On n’est jamais trahi que par ses amis. Voyez Kafka. Max Brod avait promis de brûler ses manuscrits après sa mort. Non seulement il n’en fit rien, mais il écrivit une biographie pour se racheter de n’avoir pas tenu parole et surtout pour contrôler la postérité de son complice en en faisant un "saint". Saul Friedländer n’est pas d’accord. Le grand historien israélien qui enseigne aux Etats-Unis propose une vision différente. Pour ce spécialiste de la Shoah, la honte serait l’explication de tout. Kafka avait honte de son corps, de sa sexualité, de son œuvre aussi, ce qui justifierait cette promesse en espérant que Brod ne la tiendrait pas…
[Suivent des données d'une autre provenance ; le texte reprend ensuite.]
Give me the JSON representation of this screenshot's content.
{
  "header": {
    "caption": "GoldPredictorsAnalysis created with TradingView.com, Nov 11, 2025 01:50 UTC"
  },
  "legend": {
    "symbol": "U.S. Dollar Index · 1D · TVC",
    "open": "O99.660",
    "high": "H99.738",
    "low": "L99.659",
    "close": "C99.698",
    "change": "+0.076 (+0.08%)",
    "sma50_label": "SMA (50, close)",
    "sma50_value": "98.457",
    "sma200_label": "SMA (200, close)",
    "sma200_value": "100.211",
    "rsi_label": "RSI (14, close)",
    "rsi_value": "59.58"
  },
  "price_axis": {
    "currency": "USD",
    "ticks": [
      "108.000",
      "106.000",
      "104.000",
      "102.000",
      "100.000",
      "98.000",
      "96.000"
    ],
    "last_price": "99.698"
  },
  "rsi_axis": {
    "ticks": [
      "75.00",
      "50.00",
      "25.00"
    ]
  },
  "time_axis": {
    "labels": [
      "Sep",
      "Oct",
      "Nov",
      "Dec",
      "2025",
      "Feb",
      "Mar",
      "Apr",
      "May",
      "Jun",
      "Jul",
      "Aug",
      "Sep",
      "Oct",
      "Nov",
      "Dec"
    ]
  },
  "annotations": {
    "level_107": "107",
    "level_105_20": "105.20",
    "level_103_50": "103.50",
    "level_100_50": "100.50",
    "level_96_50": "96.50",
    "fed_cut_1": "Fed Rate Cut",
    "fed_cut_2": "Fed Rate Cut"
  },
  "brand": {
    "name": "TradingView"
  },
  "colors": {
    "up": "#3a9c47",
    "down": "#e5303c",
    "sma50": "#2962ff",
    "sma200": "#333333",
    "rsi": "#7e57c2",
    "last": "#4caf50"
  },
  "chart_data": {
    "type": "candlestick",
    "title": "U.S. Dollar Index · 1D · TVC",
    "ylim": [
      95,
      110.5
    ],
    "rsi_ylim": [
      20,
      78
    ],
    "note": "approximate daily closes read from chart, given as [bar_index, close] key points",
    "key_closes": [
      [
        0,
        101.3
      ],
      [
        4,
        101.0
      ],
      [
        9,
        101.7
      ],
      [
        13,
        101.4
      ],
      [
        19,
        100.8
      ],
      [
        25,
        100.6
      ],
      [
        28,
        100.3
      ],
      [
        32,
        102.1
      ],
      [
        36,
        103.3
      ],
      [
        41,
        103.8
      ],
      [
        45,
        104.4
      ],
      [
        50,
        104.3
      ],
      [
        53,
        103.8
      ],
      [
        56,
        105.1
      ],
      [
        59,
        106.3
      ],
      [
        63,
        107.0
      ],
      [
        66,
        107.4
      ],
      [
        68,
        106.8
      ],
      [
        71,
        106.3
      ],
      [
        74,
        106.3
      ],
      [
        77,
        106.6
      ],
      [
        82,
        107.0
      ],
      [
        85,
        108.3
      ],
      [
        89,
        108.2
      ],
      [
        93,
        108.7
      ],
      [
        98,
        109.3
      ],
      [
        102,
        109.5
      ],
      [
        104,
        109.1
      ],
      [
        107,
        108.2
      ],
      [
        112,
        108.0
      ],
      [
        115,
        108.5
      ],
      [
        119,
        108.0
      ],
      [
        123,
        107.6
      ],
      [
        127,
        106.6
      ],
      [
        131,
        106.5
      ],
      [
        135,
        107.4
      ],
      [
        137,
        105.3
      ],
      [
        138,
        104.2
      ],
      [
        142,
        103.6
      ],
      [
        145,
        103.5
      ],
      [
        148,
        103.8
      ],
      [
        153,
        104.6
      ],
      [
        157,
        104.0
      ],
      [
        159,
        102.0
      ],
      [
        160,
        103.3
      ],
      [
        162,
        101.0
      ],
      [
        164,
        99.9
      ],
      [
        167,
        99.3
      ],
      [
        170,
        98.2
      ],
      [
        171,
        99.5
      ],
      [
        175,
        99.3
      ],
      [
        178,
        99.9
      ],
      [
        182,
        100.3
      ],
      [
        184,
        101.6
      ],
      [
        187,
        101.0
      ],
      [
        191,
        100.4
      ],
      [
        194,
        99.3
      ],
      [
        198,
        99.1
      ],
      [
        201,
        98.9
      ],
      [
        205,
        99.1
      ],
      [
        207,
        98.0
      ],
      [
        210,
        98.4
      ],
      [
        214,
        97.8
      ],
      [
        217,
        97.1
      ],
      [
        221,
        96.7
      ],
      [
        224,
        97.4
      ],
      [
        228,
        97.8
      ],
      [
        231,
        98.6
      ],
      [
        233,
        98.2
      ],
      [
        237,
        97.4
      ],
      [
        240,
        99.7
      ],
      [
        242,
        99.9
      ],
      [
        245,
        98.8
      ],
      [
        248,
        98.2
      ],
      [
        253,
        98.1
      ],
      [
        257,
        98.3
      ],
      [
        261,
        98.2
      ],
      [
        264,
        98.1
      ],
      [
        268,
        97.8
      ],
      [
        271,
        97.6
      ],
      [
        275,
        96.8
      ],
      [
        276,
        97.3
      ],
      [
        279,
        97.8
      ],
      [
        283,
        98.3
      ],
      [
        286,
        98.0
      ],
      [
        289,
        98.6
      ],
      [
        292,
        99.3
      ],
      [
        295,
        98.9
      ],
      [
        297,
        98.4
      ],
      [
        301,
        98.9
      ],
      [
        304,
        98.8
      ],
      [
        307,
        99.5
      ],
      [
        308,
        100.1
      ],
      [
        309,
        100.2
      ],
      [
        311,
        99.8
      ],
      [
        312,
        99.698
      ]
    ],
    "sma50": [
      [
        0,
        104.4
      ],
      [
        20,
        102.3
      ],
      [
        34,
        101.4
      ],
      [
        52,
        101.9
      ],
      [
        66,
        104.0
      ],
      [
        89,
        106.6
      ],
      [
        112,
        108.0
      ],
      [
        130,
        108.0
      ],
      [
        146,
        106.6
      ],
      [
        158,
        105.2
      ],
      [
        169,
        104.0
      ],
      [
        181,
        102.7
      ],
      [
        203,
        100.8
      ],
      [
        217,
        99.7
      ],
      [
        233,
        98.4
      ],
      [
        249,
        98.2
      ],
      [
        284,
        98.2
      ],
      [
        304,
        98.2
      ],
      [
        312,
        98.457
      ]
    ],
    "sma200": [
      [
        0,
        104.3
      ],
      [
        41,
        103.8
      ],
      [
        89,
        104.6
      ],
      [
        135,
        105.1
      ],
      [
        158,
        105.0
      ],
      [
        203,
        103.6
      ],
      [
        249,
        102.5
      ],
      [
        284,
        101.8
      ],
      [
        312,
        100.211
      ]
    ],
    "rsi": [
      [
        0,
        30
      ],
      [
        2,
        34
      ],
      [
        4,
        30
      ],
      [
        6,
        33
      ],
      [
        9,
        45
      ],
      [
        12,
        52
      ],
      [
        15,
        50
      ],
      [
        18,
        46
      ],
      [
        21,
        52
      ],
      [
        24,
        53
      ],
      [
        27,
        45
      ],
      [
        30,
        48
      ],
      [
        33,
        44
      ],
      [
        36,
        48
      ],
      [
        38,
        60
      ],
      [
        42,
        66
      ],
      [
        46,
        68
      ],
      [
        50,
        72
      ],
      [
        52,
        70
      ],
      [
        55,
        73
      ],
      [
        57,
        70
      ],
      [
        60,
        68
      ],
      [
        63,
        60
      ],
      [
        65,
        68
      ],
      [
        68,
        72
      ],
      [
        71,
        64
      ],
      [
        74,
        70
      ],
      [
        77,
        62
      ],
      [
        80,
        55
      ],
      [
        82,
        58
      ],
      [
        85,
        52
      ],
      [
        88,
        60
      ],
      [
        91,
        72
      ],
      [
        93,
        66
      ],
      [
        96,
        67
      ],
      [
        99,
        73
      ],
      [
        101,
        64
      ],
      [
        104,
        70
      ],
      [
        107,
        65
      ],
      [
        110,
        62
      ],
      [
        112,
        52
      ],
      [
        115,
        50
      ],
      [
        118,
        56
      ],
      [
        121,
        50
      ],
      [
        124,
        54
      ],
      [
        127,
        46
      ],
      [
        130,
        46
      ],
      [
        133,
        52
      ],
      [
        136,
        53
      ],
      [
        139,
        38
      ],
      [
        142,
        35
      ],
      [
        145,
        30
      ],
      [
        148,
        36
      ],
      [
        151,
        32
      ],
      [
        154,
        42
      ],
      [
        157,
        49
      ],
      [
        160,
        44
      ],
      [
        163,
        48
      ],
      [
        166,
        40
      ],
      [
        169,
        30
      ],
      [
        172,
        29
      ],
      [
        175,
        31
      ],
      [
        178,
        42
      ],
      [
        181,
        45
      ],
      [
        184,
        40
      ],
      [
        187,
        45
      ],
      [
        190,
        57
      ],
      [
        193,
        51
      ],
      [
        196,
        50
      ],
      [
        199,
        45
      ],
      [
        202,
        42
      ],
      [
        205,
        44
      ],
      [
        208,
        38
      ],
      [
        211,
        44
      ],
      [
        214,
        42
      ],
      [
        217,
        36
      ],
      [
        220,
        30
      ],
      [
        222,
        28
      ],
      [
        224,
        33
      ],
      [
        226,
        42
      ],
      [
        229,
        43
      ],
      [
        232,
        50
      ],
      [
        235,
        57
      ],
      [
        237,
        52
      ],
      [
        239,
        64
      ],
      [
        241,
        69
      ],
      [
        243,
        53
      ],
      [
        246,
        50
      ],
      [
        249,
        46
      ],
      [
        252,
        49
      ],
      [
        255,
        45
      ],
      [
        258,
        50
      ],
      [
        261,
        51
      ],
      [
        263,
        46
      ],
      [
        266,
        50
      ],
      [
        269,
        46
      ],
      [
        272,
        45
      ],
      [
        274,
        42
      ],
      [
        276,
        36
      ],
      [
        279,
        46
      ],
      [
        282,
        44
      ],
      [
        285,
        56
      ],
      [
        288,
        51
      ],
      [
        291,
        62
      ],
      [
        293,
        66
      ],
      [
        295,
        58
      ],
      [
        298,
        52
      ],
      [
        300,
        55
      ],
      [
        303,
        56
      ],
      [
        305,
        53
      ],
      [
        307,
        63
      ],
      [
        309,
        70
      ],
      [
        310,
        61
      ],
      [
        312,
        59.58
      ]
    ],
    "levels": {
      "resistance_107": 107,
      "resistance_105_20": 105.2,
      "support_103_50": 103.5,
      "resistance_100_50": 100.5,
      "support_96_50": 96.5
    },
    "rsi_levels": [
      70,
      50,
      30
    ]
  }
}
Au fil des récits, Friedländer dégage quelques secrets. Pulsions sadomasochistes, homosexualité refoulée, pédophilie larvée, la liste n’est pas close. Mais tout cela est resté au stade des "tentations sexuelles imaginées". La honte et la culpabilité dont il est ici question proviennent non pas d’un comportement, mais de fantasmes. Kafka a toujours eu un problème avec les femmes qu’il déprécie, avec son corps qu’il n’aime pas et avec les prostituées qu’il fréquente sans plaisir.
Il n’est pas à l’aise non plus dans sa religion et n’adhère pas au sionisme. Friedländer émet l’hypothèse que Kafka est juif dans "le maintien absurde d’une tradition privée de sens". Le mystique disparaît chez lui dans l’esthétique. La seule chose qu’il vénère, c’est la littérature. Brod le sait bien, lui le piètre écrivain, que son ami est génial !
Dans cette enquête biographique serrée, fruit d’une lecture attentive des textes et des commentateurs, Friedländer a cherché les clés de l’œuvre kafkaïenne en sachant qu’elle comporte plusieurs serrures. Il montre un Kafka sans filtre, sans pudeur, nu, porté par ses rêves les plus crus.
Kafka sait que la littérature ne peut pas tout. Elle peut davantage. Elle est le semblant du monde. Voilà pourquoi le verbe "sembler" apparaît à Friedländer comme le sésame d’une œuvre inachevée, car sans doute inachevable. Kafka est monstrueux dans le sens où il nous montre ce qui traverse son esprit. Il est bien le "poète de son propre chaos" dans une époque tumultueuse, un écrivain à la croisée de deux mondes, celui qui s’achève avec la Première Guerre mondiale et celui qui s’annonce avec la Seconde.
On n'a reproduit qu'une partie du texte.